Islamist, aber kein Terrorist "Hörensagen" im Fall Kurnaz
22.02.2007, 08:45 UhrDie Opposition sieht die frühere Bundesregierung auch nach weiteren Zeugenbefragungen im BND-Untersuchungsausschuss im Fall Kurnaz keineswegs entlastet. Verfassungsschützer hatten in der Sitzung am Donnerstag betont, der in Bremen geborene Türke sei von ihnen im Jahr 2002 als Sicherheitsrisiko und potenzieller Terrorist eingestuft worden. Sie verteidigten damit die Entscheidung der rot-grünen Regierung vom Oktober 2002, den in Bremen geborenen Türken im Falle seiner Freilassung aus dem US-Gefängnis Guantanamo nicht nach Deutschland einreisen zu lassen.
Grünen-Obmann Hans-Christian Ströbele sagte, die Gefahreneinschätzung habe nicht auf harten Fakten beruht. Vielmehr sei die Einschätzung des Bremer Landesamts für Verfassungsschutzes von Gerede aus der Bremer Moschee gespeist worden. Die Informationen seien "wenig plausibel und bis heute zweifelhaft". Der FDP-Politiker Max Stadler sprach von vagen Verdachtsgrundlagen und "Zeugenaussagen vom Hörensagen". Es wäre die Pflicht des Rechtsstaates gewesen, diese vagen Momente erhärtet zu bekommen, was aber nicht geschehen sei.

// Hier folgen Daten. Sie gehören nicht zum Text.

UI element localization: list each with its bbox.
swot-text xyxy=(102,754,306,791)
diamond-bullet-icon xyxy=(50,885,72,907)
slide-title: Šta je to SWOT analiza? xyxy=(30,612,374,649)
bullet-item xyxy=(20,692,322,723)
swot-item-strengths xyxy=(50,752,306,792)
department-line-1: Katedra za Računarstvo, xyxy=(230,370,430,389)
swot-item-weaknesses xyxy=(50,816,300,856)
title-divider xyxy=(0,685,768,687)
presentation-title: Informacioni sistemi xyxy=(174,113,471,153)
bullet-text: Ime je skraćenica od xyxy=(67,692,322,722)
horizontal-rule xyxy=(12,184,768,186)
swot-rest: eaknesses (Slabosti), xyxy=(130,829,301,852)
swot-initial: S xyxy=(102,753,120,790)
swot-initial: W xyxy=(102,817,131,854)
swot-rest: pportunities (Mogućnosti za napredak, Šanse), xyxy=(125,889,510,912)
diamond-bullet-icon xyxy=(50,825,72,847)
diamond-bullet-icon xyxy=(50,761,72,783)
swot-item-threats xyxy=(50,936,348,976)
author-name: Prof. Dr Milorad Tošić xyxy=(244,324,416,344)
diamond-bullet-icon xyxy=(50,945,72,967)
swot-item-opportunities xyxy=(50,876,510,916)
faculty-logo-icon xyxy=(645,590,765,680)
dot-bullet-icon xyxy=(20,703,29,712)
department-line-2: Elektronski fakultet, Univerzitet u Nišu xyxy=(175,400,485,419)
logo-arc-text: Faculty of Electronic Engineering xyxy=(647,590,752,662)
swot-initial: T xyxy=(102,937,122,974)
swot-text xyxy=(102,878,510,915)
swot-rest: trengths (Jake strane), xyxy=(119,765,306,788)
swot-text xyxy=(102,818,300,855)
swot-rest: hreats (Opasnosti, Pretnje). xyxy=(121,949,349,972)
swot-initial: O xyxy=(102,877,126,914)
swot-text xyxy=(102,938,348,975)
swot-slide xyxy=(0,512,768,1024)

Stadler sagte unter Bezug auf die Aussage von Verfassungsschutzpräsident Heinz Fromm, in der Tat habe es 2002 kein offizielles Angebot der USA zur Freilassung von Kurnaz gegeben. "Diese Frage ist vom Tisch." Allerdings habe mit der baldigen Freilassung gerechnet werden müssen, wofür die Präsidentenrunde im Kanzleramt unter Beteiligung des damaligen Kanzleramtschefs Frank-Walter Steinmeier die Rückkehr nach Deutschland ausgeschlossen habe. Die Links-Politikerin Petra Pau warf der damaligen Regierung vor, damit die Freilassung verhindert zu haben.
SPD-Obmann Thomas Oppermann bescheinigte der früheren Regierung, richtig gehandelt zu haben. Kurnaz sei aufgrund mehrerer Quellen als "potenziell gefährlicher Islamist" eingestuft worden. Die CDU-Politikerin Kristina Köhler vertrat die Ansicht, die Einschätzungen der Behörden hätten Hand und Fuß. Für CDU/CSU stelle sich dennoch die Frage, ob der Rechtsstaat richtig gehandelt habe.
Kurnaz war nach den Anschlägen vom 11. September 2001 nach Pakistan gereist und festgenommen worden. Er kam erst im August 2006 aus US-Haft frei. Der Ausschuss soll klären, ob die damalige Bundesregierung ihm zu Recht die Einreise verwehren wollte. Außenminister Steinmeier wird als früherem Kanzleramtschef vorgeworfen, die Entlassung hintertrieben zu haben.